The program continued:
Driven by a mix of caffeine and desperation, Elias went. He stood at the edge of the rusted pier, the wind whipping off the water. For the first time, he didn't just hear the noise of the city; he heard the gaps. He noticed the rhythmic groan of a loose bolt that, if left alone, would eventually drop a section of the walkway. He saw the way the tide hit the pilings, a pattern of erosion that everyone else ignored because it was "just the background." Download Discover Your Specialty zip
Elias frowned. "A frequency?" he muttered. The program continued: Driven by a mix of
He pulled out his phone and started recording the sounds, the sights, the cracks. He wasn't an engineer, and he wasn't a poet. He was the man who noticed what was about to break before it did. He noticed the rhythmic groan of a loose
Elias walked home, deleted the Discover_Your_Specialty.zip file, and began drafting his first report for the city’s planning commission. He finally knew what he was for.

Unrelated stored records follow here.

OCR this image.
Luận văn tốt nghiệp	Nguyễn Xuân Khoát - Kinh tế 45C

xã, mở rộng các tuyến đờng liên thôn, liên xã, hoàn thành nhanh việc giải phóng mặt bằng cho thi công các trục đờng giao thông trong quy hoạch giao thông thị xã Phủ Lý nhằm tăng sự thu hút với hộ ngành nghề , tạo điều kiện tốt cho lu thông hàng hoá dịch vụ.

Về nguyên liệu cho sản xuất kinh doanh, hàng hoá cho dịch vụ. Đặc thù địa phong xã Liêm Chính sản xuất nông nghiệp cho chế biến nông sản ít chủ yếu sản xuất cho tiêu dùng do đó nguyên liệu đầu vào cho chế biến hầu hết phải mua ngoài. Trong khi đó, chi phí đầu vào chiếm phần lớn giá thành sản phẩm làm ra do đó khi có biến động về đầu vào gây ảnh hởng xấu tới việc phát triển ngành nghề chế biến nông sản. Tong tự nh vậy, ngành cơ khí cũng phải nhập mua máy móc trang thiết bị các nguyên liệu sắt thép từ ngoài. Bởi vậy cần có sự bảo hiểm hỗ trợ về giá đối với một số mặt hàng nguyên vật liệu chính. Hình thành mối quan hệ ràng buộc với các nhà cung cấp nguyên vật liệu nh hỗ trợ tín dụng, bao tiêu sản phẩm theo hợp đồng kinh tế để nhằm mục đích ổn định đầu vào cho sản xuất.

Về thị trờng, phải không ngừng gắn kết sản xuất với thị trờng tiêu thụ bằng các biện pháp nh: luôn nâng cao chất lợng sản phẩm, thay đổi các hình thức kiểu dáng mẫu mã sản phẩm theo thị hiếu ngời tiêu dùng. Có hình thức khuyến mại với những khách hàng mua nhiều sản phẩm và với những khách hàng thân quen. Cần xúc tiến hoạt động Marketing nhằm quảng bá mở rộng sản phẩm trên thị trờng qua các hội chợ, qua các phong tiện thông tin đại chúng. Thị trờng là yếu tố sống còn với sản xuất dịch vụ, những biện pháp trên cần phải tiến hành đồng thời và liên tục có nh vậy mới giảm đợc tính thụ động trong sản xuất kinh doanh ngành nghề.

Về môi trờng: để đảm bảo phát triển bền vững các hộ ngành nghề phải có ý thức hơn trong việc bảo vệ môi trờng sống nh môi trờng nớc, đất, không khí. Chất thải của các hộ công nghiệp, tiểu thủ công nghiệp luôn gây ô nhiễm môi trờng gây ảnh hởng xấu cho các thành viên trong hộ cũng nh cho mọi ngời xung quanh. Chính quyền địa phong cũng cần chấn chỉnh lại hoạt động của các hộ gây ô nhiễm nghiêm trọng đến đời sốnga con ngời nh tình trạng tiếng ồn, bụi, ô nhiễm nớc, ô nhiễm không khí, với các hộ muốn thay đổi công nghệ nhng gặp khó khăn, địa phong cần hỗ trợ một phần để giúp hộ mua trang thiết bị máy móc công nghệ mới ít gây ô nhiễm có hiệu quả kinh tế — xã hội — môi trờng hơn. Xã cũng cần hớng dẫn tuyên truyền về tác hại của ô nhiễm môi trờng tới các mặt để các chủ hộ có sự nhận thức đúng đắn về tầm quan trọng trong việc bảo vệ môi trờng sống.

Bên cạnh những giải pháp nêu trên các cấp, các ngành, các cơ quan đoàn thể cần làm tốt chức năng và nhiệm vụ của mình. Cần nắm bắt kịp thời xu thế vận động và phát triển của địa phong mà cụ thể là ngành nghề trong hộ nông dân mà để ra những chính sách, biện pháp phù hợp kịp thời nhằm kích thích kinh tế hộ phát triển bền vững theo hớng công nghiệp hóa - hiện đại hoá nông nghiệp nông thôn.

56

A coordinates file popped up. It pointed to a decaying pier three miles from his apartment—a place he’d walked past a thousand times but never truly seen .
Elias hit Y . He watched as the program tore through his life. It scanned his browser history, every unfinished draft in his Google Docs, the timestamps of his midnight Wikipedia rabbit holes, and even the frequency of certain chords in his abandoned GarageBand files. It wasn't just looking at what he was good at; it was looking at what he couldn't stop doing.